The drunken and loving “thank yous” have begun, she has nicknamed me “Lee” and I told her that she is the only person to ever call me that. She reminds me to live, travel, “wait on kids” and listen to these women who are still using like her. She speaks highly of her daughters and husband, even those who are currently using and losing their children to foster care. She speaks highly of “most” of her foster families. She questions my cross tattoo and asks if I’m a ‘Bible Bumper’ like the rest of them. I share the intimate parts of my early understanding and knowing of Jesus and she listens longingly, providing encouragement for the trauma I’ve seen and lived through.
We land. She pushes me lovingly to the aisle because she senses my small bladder and treats me like a daughter. I guide her to her concourse and receive the deepest, alcohol-ridden, lovely hug. I may not see her again. She will likely never see this. But in 40 minutes, I learned 5 things.
1. Jesus is alive in me. And in anyone who accepts His love as their Savior.

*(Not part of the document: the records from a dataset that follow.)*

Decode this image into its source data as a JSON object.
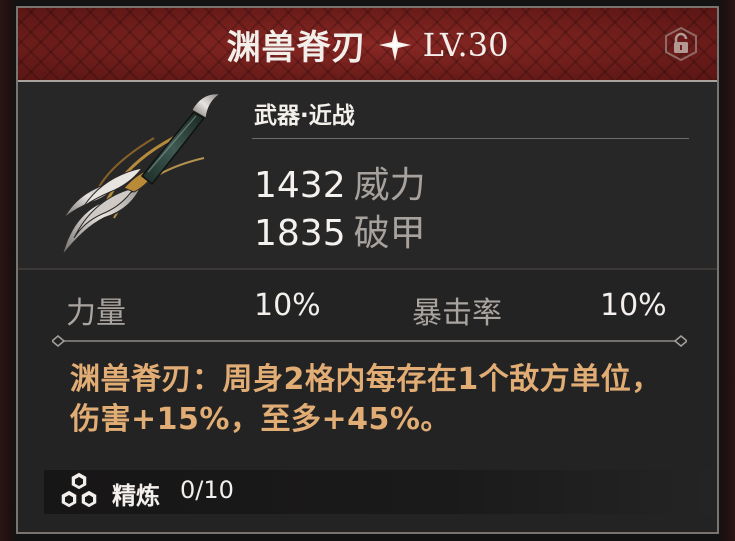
{
  "header": {
    "weapon_name": "渊兽脊刃",
    "level": "LV.30",
    "star_icon": "four-point-star-icon",
    "lock_icon": "padlock-icon"
  },
  "info": {
    "category": "武器·近战",
    "stats": [
      {
        "value": "1432",
        "label": "威力"
      },
      {
        "value": "1835",
        "label": "破甲"
      }
    ]
  },
  "attributes": [
    {
      "label": "力量",
      "value": "10%"
    },
    {
      "label": "暴击率",
      "value": "10%"
    }
  ],
  "effect": {
    "text": "渊兽脊刃：周身2格内每存在1个敌方单位，伤害+15%，至多+45%。"
  },
  "refine": {
    "label": "精炼",
    "value": "0/10",
    "icon": "refine-hex-icon"
  },
  "colors": {
    "header_bg": "#6e1f1c",
    "effect_text": "#e1ad74",
    "stat_label": "#a7a29d"
  }
}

2. Resilience is a common shade of using and addiction. It radiates in these encounters, traumas, and losses.
3. People are people, using or not. This woman does not desire sobriety.. yet. But she is not a lost cause, she is not a waste of space, she has just as much value to the Kingdom as I, as you.
4. Love extends beyond the chaos of the broken. It extends, outlives, out reaches, and outlasts the trauma.
5. Sometimes, we have to choose to suffer well. We have to walk through things we have never envisioned for our lives, but God is with us.
No, I didn’t introduce her to Jesus. No, she was not miraculously saved. But, she made one more flight. She had one more hour. She inspired one more person. She survived one more drink. She is living one more day. And that is what matters. I strongly desire for her to meet Jesus. She survived “her first flight” to hopefully see that end. And I can only pray that the Holy Spirit in me helped to plant that seed.
Now. Walk on, Lee & Leslie, walk on.